El 25 de mayo de 1810, cuando la Junta sacó a Cisneros del Cabildo, no se gritó “¡Viva la Argentina!”. Se gritó “¡Fuera el virrey!”. Fue una rebelión sin nombre, con el corazón desbordado. Una grieta sin patria todavía.


Tres años más tarde, Vicente López y Planes escribió la Marcha Patriótica, esa que después sería el himno. Y por primera vez, la palabra se coló entre estrofas:

“El gran pueblo argentino…”


Ahí apareció, como una sombra que por fin empieza a tener forma. Pero digámoslo sin romanticismo: ese “argentino” era Buenos Aires disfrazado de patria. El resto del territorio era un mapa en disputa, una olla a presión. Tucumán, Salta, Cuyo, la Banda Oriental… cada provincia tenía su orgullo, su acento, su puño cerrado.


Ni San Martín ni Belgrano usaban la palabra. Hablaban de patria, de independencia, de libertad.


Decía Belgrano:

“Mucho me falta para ser un verdadero padre de la patria. Me contentaría con ser un buen hijo de ella.”


Y no decía Argentina. Porque todavía no existía.


En 1816, el Congreso de Tucumán declaró la independencia. En nombre de las Provincias Unidas del Río de la Plata. Ni una línea mencionó a Argentina. El nombre seguía siendo un espectro, una palabra que nadie se animaba a poner sobre el mármol.


En 1826, Bernardino Rivadavia —unitario con ínfulas napoleónicas y sin pueblo que lo siguiera— estableció por primera vez el nombre “República Argentina”. Pero el experimento duró menos que un estandarte en una tormenta. Las provincias lo aborrecían. Rivadavia cayó. Y el nombre volvió a dormir.


Mientras tanto, el país se desangraba. Unitarios de levita azul y federales de poncho rojo se degollaban por una patria que no sabían nombrar. Y entre degüellos, tratados rotos y balas en nombre de nadie, la palabra “Argentina” flotaba en cartas, discursos, proclamas. Seguía sin cuerpo. Seguía esperando.

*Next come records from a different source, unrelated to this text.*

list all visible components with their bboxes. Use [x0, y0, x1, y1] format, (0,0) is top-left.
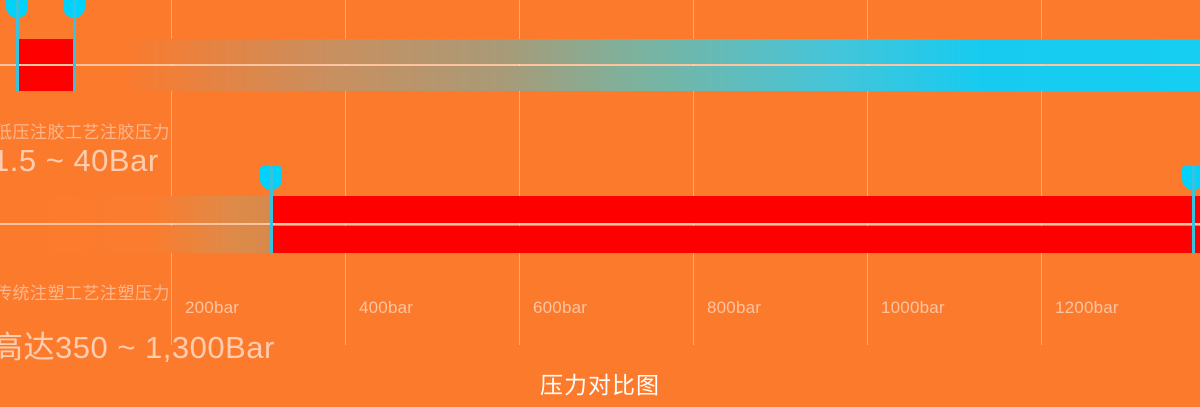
marker-stem	[270, 166, 273, 253]
annotation-label-low-pressure: 低压注胶工艺注胶压力	[0, 118, 170, 143]
annotation-value-traditional: 高达350 ~ 1,300Bar	[0, 322, 275, 367]
marker-stem	[16, 0, 19, 91]
chart-title: 压力对比图	[0, 366, 1200, 400]
axis-tick-label-800: 800bar	[707, 298, 761, 318]
series-bar-low-pressure-row-2	[0, 66, 1200, 91]
series-bar-low-pressure-fill-1	[16, 39, 74, 64]
series-bar-traditional-row-1	[0, 196, 1200, 223]
pressure-comparison-chart: 200bar 400bar 600bar 800bar 1000bar 1200…	[0, 0, 1200, 407]
series-band-low-pressure	[0, 39, 1200, 91]
axis-tick-label-1200: 1200bar	[1055, 298, 1119, 318]
series-band-traditional	[0, 196, 1200, 253]
marker-pin-icon	[1182, 166, 1200, 190]
series-bar-low-pressure-fill-2	[16, 66, 74, 91]
marker-stem	[73, 0, 76, 91]
marker-stem	[1192, 166, 1195, 253]
band-separator	[0, 223, 1200, 225]
axis-tick-label-600: 600bar	[533, 298, 587, 318]
annotation-value-low-pressure: 1.5 ~ 40Bar	[0, 143, 159, 179]
axis-tick-label-400: 400bar	[359, 298, 413, 318]
axis-tick-label-1000: 1000bar	[881, 298, 945, 318]
series-bar-low-pressure-row-1	[0, 39, 1200, 64]
annotation-label-traditional: 传统注塑工艺注塑压力	[0, 279, 170, 304]
axis-tick-label-200: 200bar	[185, 298, 239, 318]
series-bar-traditional-row-2	[0, 226, 1200, 253]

Y entonces, Juan Bautista Alberdi.


Ese tucumano enjuto, que escribía como quien afila una daga, publicó en 1847 una edición del himno. Por primera vez, lo tituló: “Himno Nacional Argentino”. No era un gesto menor. Era un acto de fundación. Le puso nombre al hijo que nadie se animaba a reconocer.

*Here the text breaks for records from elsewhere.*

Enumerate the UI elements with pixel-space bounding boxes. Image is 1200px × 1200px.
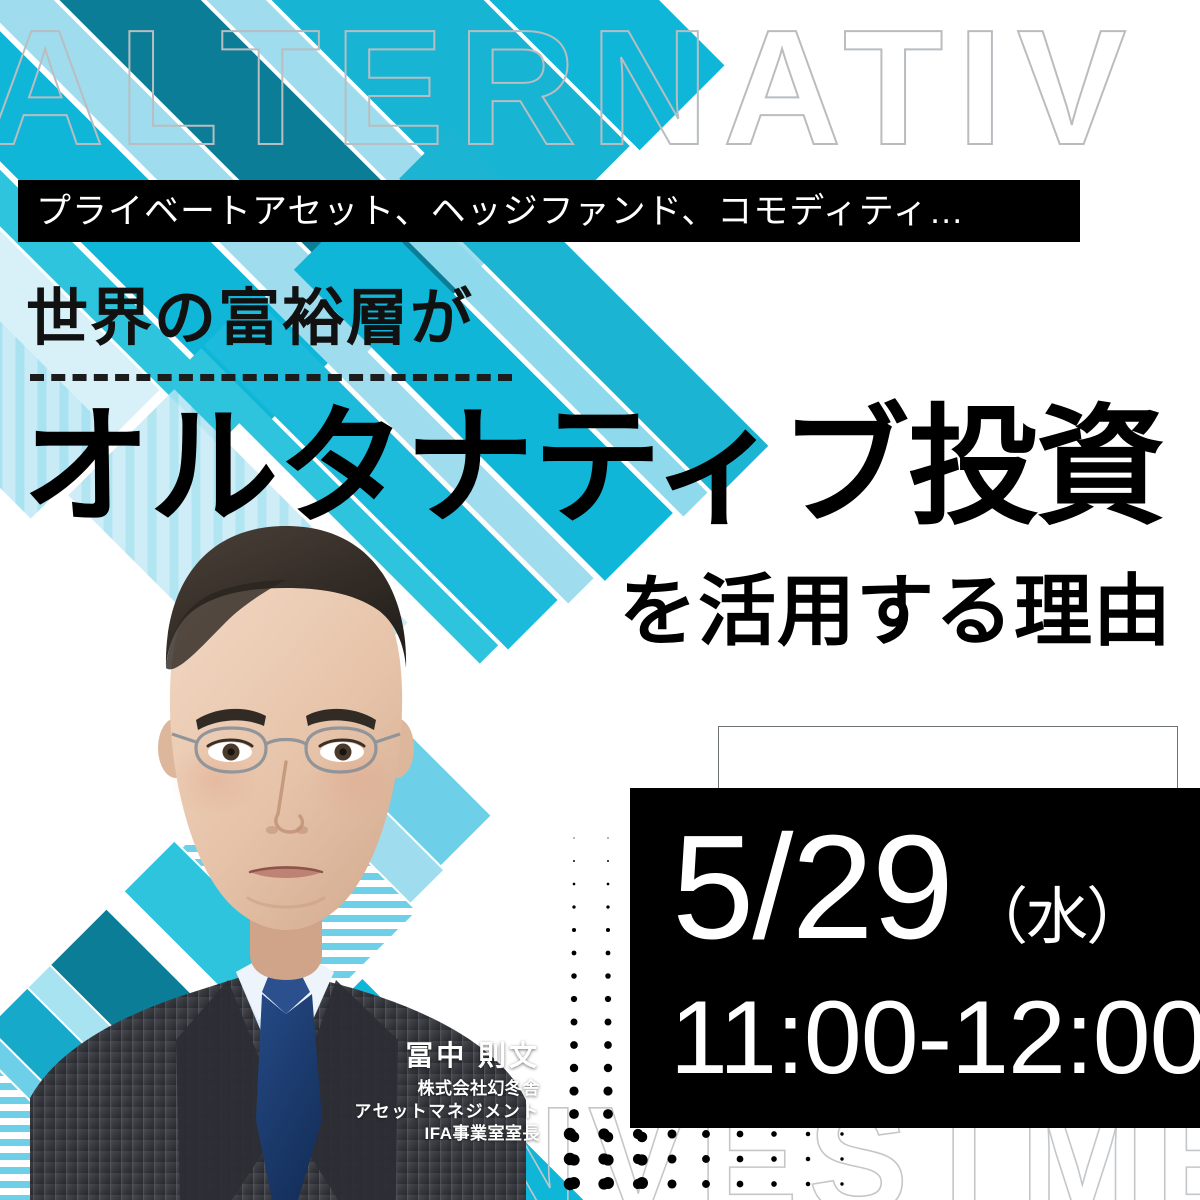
- speaker-caption: 冨中 則文 株式会社幻冬舎 アセットマネジメント IFA事業室室長: [300, 1040, 540, 1146]
- speaker-name: 冨中 則文: [300, 1040, 540, 1072]
- kicker-bar: プライベートアセット、ヘッジファンド、コモディティ…: [18, 180, 1080, 242]
- halftone-dot-field-horizontal: [556, 1120, 856, 1200]
- event-datetime-box: 5/29 （水） 11:00-12:00: [630, 788, 1200, 1128]
- background-wordmark-top: ALTERNATIV: [0, 0, 1140, 182]
- headline-line-1: 世界の富裕層が: [26, 288, 474, 350]
- headline-line-3: を活用する理由: [619, 572, 1172, 650]
- event-weekday: （水）: [966, 887, 1146, 949]
- event-time: 11:00-12:00: [670, 986, 1200, 1090]
- event-date: 5/29: [672, 814, 952, 962]
- event-date-row: 5/29 （水）: [672, 814, 1146, 962]
- speaker-affiliation-line-1: 株式会社幻冬舎: [300, 1078, 540, 1100]
- speaker-affiliation-line-2: アセットマネジメント: [300, 1101, 540, 1123]
- seminar-banner: ALTERNATIV INVESTMENT プライベートアセット、ヘッジファンド…: [0, 0, 1200, 1200]
- kicker-text: プライベートアセット、ヘッジファンド、コモディティ…: [36, 194, 965, 229]
- headline-dashed-divider: [30, 374, 512, 381]
- speaker-affiliation-line-3: IFA事業室室長: [300, 1123, 540, 1145]
- headline-line-2-emphasis: オルタナティブ投資: [22, 402, 1164, 532]
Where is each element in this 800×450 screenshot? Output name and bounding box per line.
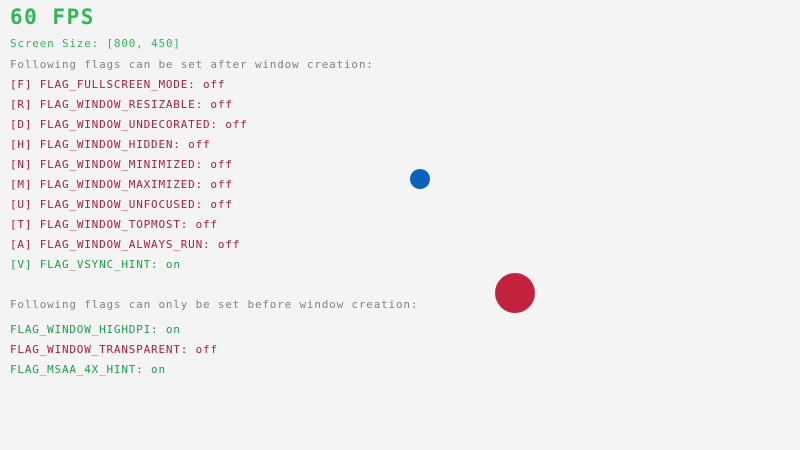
runtime-flag-row[interactable]: [V] FLAG_VSYNC_HINT: on: [10, 259, 181, 270]
flag-state: off: [225, 118, 247, 131]
runtime-flag-row[interactable]: [A] FLAG_WINDOW_ALWAYS_RUN: off: [10, 239, 240, 250]
flag-state: on: [151, 363, 166, 376]
flag-state: on: [166, 323, 181, 336]
runtime-flag-row[interactable]: [M] FLAG_WINDOW_MAXIMIZED: off: [10, 179, 233, 190]
creation-flags-section-note: Following flags can only be set before w…: [10, 299, 418, 310]
runtime-flag-row[interactable]: [R] FLAG_WINDOW_RESIZABLE: off: [10, 99, 233, 110]
runtime-flag-row[interactable]: [T] FLAG_WINDOW_TOPMOST: off: [10, 219, 218, 230]
screen-size-label: Screen Size: [800, 450]: [10, 38, 181, 49]
flag-hotkey: [N]: [10, 158, 40, 171]
flag-hotkey: [T]: [10, 218, 40, 231]
flag-name: FLAG_FULLSCREEN_MODE:: [40, 78, 203, 91]
flag-state: off: [210, 158, 232, 171]
flag-name: FLAG_WINDOW_UNFOCUSED:: [40, 198, 211, 211]
raylib-window-canvas[interactable]: 60 FPS Screen Size: [800, 450] Following…: [0, 0, 800, 450]
flag-name: FLAG_WINDOW_TOPMOST:: [40, 218, 196, 231]
creation-flag-row: FLAG_WINDOW_TRANSPARENT: off: [10, 344, 218, 355]
flag-hotkey: [A]: [10, 238, 40, 251]
flag-hotkey: [U]: [10, 198, 40, 211]
flag-hotkey: [F]: [10, 78, 40, 91]
flag-hotkey: [D]: [10, 118, 40, 131]
flag-state: on: [166, 258, 181, 271]
runtime-flag-row[interactable]: [F] FLAG_FULLSCREEN_MODE: off: [10, 79, 225, 90]
runtime-flag-row[interactable]: [U] FLAG_WINDOW_UNFOCUSED: off: [10, 199, 233, 210]
fps-counter: 60 FPS: [10, 7, 95, 28]
creation-flag-row: FLAG_MSAA_4X_HINT: on: [10, 364, 166, 375]
blue-ball-shape: [410, 169, 430, 189]
flag-name: FLAG_MSAA_4X_HINT:: [10, 363, 151, 376]
flag-name: FLAG_VSYNC_HINT:: [40, 258, 166, 271]
flag-state: off: [196, 343, 218, 356]
flag-state: off: [196, 218, 218, 231]
runtime-flag-row[interactable]: [D] FLAG_WINDOW_UNDECORATED: off: [10, 119, 248, 130]
flag-state: off: [210, 198, 232, 211]
flag-state: off: [188, 138, 210, 151]
flag-state: off: [210, 178, 232, 191]
flag-name: FLAG_WINDOW_RESIZABLE:: [40, 98, 211, 111]
runtime-flag-row[interactable]: [N] FLAG_WINDOW_MINIMIZED: off: [10, 159, 233, 170]
flag-name: FLAG_WINDOW_ALWAYS_RUN:: [40, 238, 218, 251]
flag-name: FLAG_WINDOW_TRANSPARENT:: [10, 343, 196, 356]
flag-name: FLAG_WINDOW_MAXIMIZED:: [40, 178, 211, 191]
red-ball-shape: [495, 273, 535, 313]
flag-hotkey: [R]: [10, 98, 40, 111]
flag-state: off: [203, 78, 225, 91]
flag-name: FLAG_WINDOW_HIGHDPI:: [10, 323, 166, 336]
creation-flag-row: FLAG_WINDOW_HIGHDPI: on: [10, 324, 181, 335]
runtime-flags-section-note: Following flags can be set after window …: [10, 59, 374, 70]
runtime-flag-row[interactable]: [H] FLAG_WINDOW_HIDDEN: off: [10, 139, 210, 150]
flag-state: off: [210, 98, 232, 111]
flag-hotkey: [M]: [10, 178, 40, 191]
flag-state: off: [218, 238, 240, 251]
flag-name: FLAG_WINDOW_MINIMIZED:: [40, 158, 211, 171]
flag-hotkey: [H]: [10, 138, 40, 151]
flag-name: FLAG_WINDOW_HIDDEN:: [40, 138, 188, 151]
flag-name: FLAG_WINDOW_UNDECORATED:: [40, 118, 226, 131]
flag-hotkey: [V]: [10, 258, 40, 271]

En 1853, la Constitución mencionó al “pueblo de la Confederación Argentina”. Y en 1860, cuando Buenos Aires se reincorporó al país, se adoptó el nombre definitivo: República Argentina.


Habían pasado más de dos siglos desde que Centenera escribió su poema. La palabra que había nacido de la codicia se convirtió en bandera. El reflejo en el agua se volvió nación.

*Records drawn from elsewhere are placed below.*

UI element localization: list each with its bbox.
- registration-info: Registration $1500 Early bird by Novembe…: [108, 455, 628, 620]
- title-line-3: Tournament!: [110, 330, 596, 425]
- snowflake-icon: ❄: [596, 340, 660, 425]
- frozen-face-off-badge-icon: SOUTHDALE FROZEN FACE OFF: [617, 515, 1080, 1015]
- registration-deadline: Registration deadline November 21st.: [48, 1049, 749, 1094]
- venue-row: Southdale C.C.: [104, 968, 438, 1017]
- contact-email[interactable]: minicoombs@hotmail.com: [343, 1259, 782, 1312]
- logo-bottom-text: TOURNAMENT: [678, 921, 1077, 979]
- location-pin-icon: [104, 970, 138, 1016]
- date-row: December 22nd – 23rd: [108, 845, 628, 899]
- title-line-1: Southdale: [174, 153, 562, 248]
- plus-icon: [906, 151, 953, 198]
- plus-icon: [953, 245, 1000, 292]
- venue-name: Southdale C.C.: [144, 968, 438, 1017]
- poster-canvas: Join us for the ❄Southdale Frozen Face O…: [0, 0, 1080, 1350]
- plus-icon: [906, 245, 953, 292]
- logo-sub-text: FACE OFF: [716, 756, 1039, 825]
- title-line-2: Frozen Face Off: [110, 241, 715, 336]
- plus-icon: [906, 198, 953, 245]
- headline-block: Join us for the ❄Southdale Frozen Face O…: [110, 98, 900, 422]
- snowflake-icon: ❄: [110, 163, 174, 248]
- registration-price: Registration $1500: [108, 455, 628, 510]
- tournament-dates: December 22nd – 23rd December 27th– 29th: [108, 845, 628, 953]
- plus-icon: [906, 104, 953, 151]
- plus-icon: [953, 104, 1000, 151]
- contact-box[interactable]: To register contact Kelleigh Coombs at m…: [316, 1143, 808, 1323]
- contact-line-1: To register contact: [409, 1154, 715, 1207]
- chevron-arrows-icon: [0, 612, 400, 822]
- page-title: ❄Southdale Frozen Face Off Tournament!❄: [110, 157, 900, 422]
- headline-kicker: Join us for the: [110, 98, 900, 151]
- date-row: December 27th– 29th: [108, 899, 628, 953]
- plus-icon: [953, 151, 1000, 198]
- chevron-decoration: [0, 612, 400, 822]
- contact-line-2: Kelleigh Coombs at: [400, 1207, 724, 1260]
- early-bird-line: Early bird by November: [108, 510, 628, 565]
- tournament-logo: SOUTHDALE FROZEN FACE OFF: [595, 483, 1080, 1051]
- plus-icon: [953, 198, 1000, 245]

Martín del Barco Centenera jamás supo que su delirio bautizaría un país. Murió lejos, sin gloria, sin saber que un día, una patria entera llevaría la palabra que él susurró por primera vez.


La palabra Argentina fue escrita por un clérigo, rescatada por un poeta, defendida por soldados descalzos y consagrada por una guerra civil interminable. No nació: se forjó. Como se forjan las herramientas en la herrería: a martillazos.


Argentina no se fundó con mármol ni con discursos. Nació en imprentas clandestinas. En las botas de San Martín cruzando la cordillera. En las cartas de Belgrano pidiendo escuelas en lugar de fusiles. En los silencios de Moreno. En las estocadas de Artigas. En el fusilamiento de Dorrego. En las lágrimas que nadie anotó.


En 1810 no éramos Argentina. Éramos hambre. Éramos papel mojado. Éramos madres rezando en las azoteas mientras sus hijos fundaban algo que aún no tenía nombre.


Y fue esa gente —sin himno, sin bandera, sin certeza— la que la hizo posible.


Porque antes de ser patria, fuimos verso. Antes de ser bandera, fuimos palabra. Y antes de ser pueblo, fuimos apenas un sueño escrito por un hombre que jamás nos conoció.


Y esa es la patria verdadera: la que se inventa con coraje, se defiende con palabras y se recuerda con lágrimas.